Enfin, nous avions investi dans un crachoir, la dégustation relevant avant tout de la recherche du plaisir et non de celle de l’ivresse. Et mieux valait prévoir pour ceux qui prendraient le volant.
Mais connaissant bien notre bande, nous avions également prévu matelas et duvets d’appoint, sachant que certains refuseraient de cracher l’irrésistible nectar et qu’ils s’en justifieraient à grand renfort de latin en criant : « In vino veritas ! », « Absentem lædit, qui cum ebrio litigat ! » ou encore « Abusus non tollit usum ! » * (Oui, nous avons des littéraires forcenés dans la bande…traductions en fin d’article.)

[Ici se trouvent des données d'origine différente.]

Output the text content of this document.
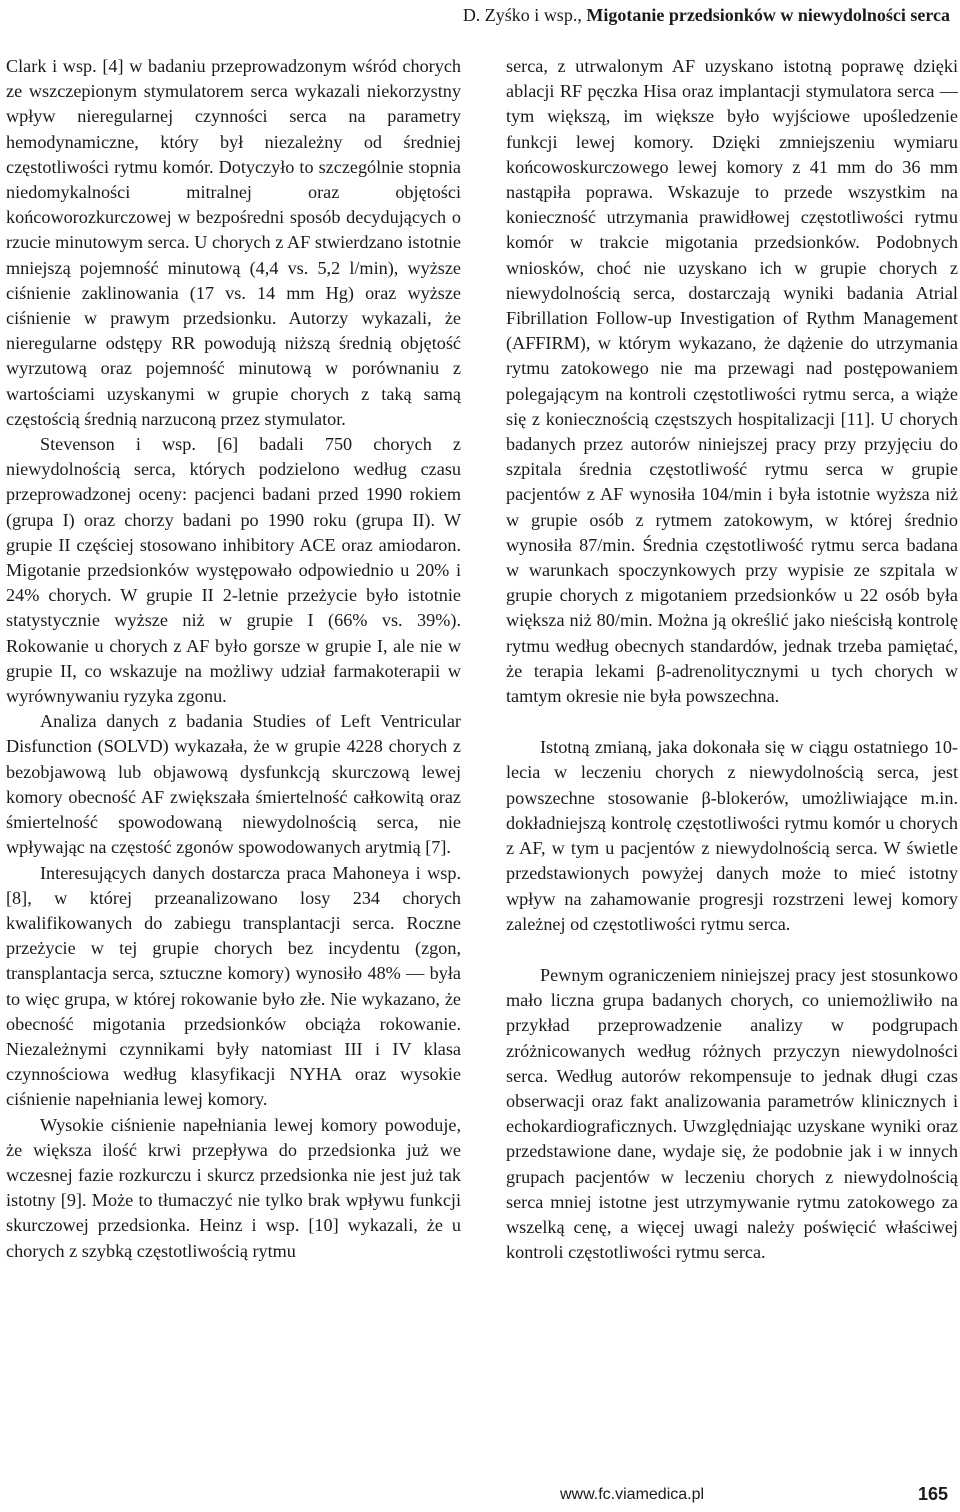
D. Zyśko i wsp., Migotanie przedsionków w niewydolności serca

Clark i wsp. [4] w badaniu przeprowadzonym wśród chorych ze wszczepionym stymulatorem serca wykazali niekorzystny wpływ nieregularnej czynności serca na parametry hemodynamiczne, który był niezależny od średniej częstotliwości rytmu komór. Dotyczyło to szczególnie stopnia niedomykalności mitralnej oraz objętości końcoworozkurczowej w bezpośredni sposób decydujących o rzucie minutowym serca. U chorych z AF stwierdzano istotnie mniejszą pojemność minutową (4,4 vs. 5,2 l/min), wyższe ciśnienie zaklinowania (17 vs. 14 mm Hg) oraz wyższe ciśnienie w prawym przedsionku. Autorzy wykazali, że nieregularne odstępy RR powodują niższą średnią objętość wyrzutową oraz pojemność minutową w porównaniu z wartościami uzyskanymi w grupie chorych z taką samą częstością średnią narzuconą przez stymulator.

Stevenson i wsp. [6] badali 750 chorych z niewydolnością serca, których podzielono według czasu przeprowadzonej oceny: pacjenci badani przed 1990 rokiem (grupa I) oraz chorzy badani po 1990 roku (grupa II). W grupie II częściej stosowano inhibitory ACE oraz amiodaron. Migotanie przedsionków występowało odpowiednio u 20% i 24% chorych. W grupie II 2-letnie przeżycie było istotnie statystycznie wyższe niż w grupie I (66% vs. 39%). Rokowanie u chorych z AF było gorsze w grupie I, ale nie w grupie II, co wskazuje na możliwy udział farmakoterapii w wyrównywaniu ryzyka zgonu.

Analiza danych z badania Studies of Left Ventricular Disfunction (SOLVD) wykazała, że w grupie 4228 chorych z bezobjawową lub objawową dysfunkcją skurczową lewej komory obecność AF zwiększała śmiertelność całkowitą oraz śmiertelność spowodowaną niewydolnością serca, nie wpływając na częstość zgonów spowodowanych arytmią [7].

Interesujących danych dostarcza praca Mahoneya i wsp. [8], w której przeanalizowano losy 234 chorych kwalifikowanych do zabiegu transplantacji serca. Roczne przeżycie w tej grupie chorych bez incydentu (zgon, transplantacja serca, sztuczne komory) wynosiło 48% — była to więc grupa, w której rokowanie było złe. Nie wykazano, że obecność migotania przedsionków obciąża rokowanie. Niezależnymi czynnikami były natomiast III i IV klasa czynnościowa według klasyfikacji NYHA oraz wysokie ciśnienie napełniania lewej komory.

Wysokie ciśnienie napełniania lewej komory powoduje, że większa ilość krwi przepływa do przedsionka już we wczesnej fazie rozkurczu i skurcz przedsionka nie jest już tak istotny [9]. Może to tłumaczyć nie tylko brak wpływu funkcji skurczowej przedsionka. Heinz i wsp. [10] wykazali, że u chorych z szybką częstotliwością rytmu

serca, z utrwalonym AF uzyskano istotną poprawę dzięki ablacji RF pęczka Hisa oraz implantacji stymulatora serca — tym większą, im większe było wyjściowe upośledzenie funkcji lewej komory. Dzięki zmniejszeniu wymiaru końcowoskurczowego lewej komory z 41 mm do 36 mm nastąpiła poprawa. Wskazuje to przede wszystkim na konieczność utrzymania prawidłowej częstotliwości rytmu komór w trakcie migotania przedsionków. Podobnych wniosków, choć nie uzyskano ich w grupie chorych z niewydolnością serca, dostarczają wyniki badania Atrial Fibrillation Follow-up Investigation of Rythm Management (AFFIRM), w którym wykazano, że dążenie do utrzymania rytmu zatokowego nie ma przewagi nad postępowaniem polegającym na kontroli częstotliwości rytmu serca, a wiąże się z koniecznością częstszych hospitalizacji [11]. U chorych badanych przez autorów niniejszej pracy przy przyjęciu do szpitala średnia częstotliwość rytmu serca w grupie pacjentów z AF wynosiła 104/min i była istotnie wyższa niż w grupie osób z rytmem zatokowym, w której średnio wynosiła 87/min. Średnia częstotliwość rytmu serca badana w warunkach spoczynkowych przy wypisie ze szpitala w grupie chorych z migotaniem przedsionków u 22 osób była większa niż 80/min. Można ją określić jako nieścisłą kontrolę rytmu według obecnych standardów, jednak trzeba pamiętać, że terapia lekami β-adrenolitycznymi u tych chorych w tamtym okresie nie była powszechna.

Istotną zmianą, jaka dokonała się w ciągu ostatniego 10-lecia w leczeniu chorych z niewydolnością serca, jest powszechne stosowanie β-blokerów, umożliwiające m.in. dokładniejszą kontrolę częstotliwości rytmu komór u chorych z AF, w tym u pacjentów z niewydolnością serca. W świetle przedstawionych powyżej danych może to mieć istotny wpływ na zahamowanie progresji rozstrzeni lewej komory zależnej od częstotliwości rytmu serca.

Pewnym ograniczeniem niniejszej pracy jest stosunkowo mało liczna grupa badanych chorych, co uniemożliwiło na przykład przeprowadzenie analizy w podgrupach zróżnicowanych według różnych przyczyn niewydolności serca. Według autorów rekompensuje to jednak długi czas obserwacji oraz fakt analizowania parametrów klinicznych i echokardiograficznych. Uwzględniając uzyskane wyniki oraz przedstawione dane, wydaje się, że podobnie jak i w innych grupach pacjentów w leczeniu chorych z niewydolnością serca mniej istotne jest utrzymywanie rytmu zatokowego za wszelką cenę, a więcej uwagi należy poświęcić właściwej kontroli częstotliwości rytmu serca.

www.fc.viamedica.pl	165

Organiser une soirée œnologique
L’idéal pour s’initier à la dégustation est de proposer deux à trois vins blancs et autant de rouges. Nous avions donc choisi :
– pour les blancs : un Beaujolais Village blanc et un Petit Chablis.

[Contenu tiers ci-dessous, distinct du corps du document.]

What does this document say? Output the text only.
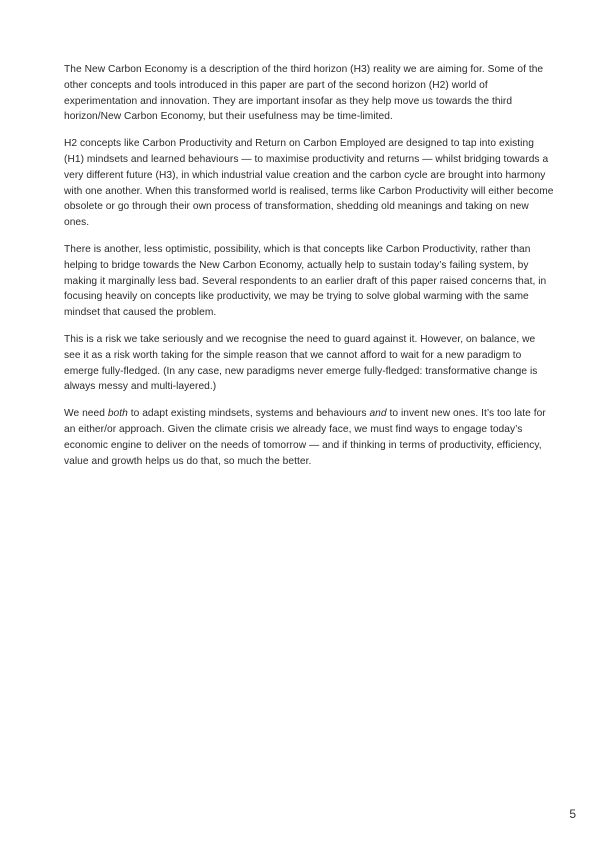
The New Carbon Economy is a description of the third horizon (H3) reality we are aiming for. Some of the other concepts and tools introduced in this paper are part of the second horizon (H2) world of experimentation and innovation. They are important insofar as they help move us towards the third horizon/New Carbon Economy, but their usefulness may be time-limited.

H2 concepts like Carbon Productivity and Return on Carbon Employed are designed to tap into existing (H1) mindsets and learned behaviours — to maximise productivity and returns — whilst bridging towards a very different future (H3), in which industrial value creation and the carbon cycle are brought into harmony with one another. When this transformed world is realised, terms like Carbon Productivity will either become obsolete or go through their own process of transformation, shedding old meanings and taking on new ones.

There is another, less optimistic, possibility, which is that concepts like Carbon Productivity, rather than helping to bridge towards the New Carbon Economy, actually help to sustain today’s failing system, by making it marginally less bad. Several respondents to an earlier draft of this paper raised concerns that, in focusing heavily on concepts like productivity, we may be trying to solve global warming with the same mindset that caused the problem.

This is a risk we take seriously and we recognise the need to guard against it. However, on balance, we see it as a risk worth taking for the simple reason that we cannot afford to wait for a new paradigm to emerge fully-fledged. (In any case, new paradigms never emerge fully-fledged: transformative change is always messy and multi-layered.)

We need both to adapt existing mindsets, systems and behaviours and to invent new ones. It’s too late for an either/or approach. Given the climate crisis we already face, we must find ways to engage today’s economic engine to deliver on the needs of tomorrow — and if thinking in terms of productivity, efficiency, value and growth helps us do that, so much the better.

5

– pour les rouges : un Côte de Brouilly et un Brouilly.
Nous avions en effet fait le choix de comparer les mêmes cépages, à savoir le Chardonnay pour les blancs et le Gamay pour les rouges.
Nous les nommerions en début de dégustation tout en expliquant que cette dernière doit avoir un sens : on ne peut pas comparer un Pétrus avec un vin dit « des copains », ni un Puligny-Montrachet avec un blanc dit « de soif » **.
Les copains avaient répondu présents. Nous avions disposé les verres devant chaque place, le crachoir trônait au milieu de la table, le saucisson, la terrine, le pain et les fromages, notre mâchon à nous, avaient été planqués à la cuisine : nous voulions les réserver pour la fin de la soirée.
Nous avions également prévu papier et crayon si certains souhaitaient prendre des notes.
Animer une dégustation de vins
On est d’abord passé pour de « gros rabat-joie » lorsque nous avons servi 4 à 5 cl dans les verres.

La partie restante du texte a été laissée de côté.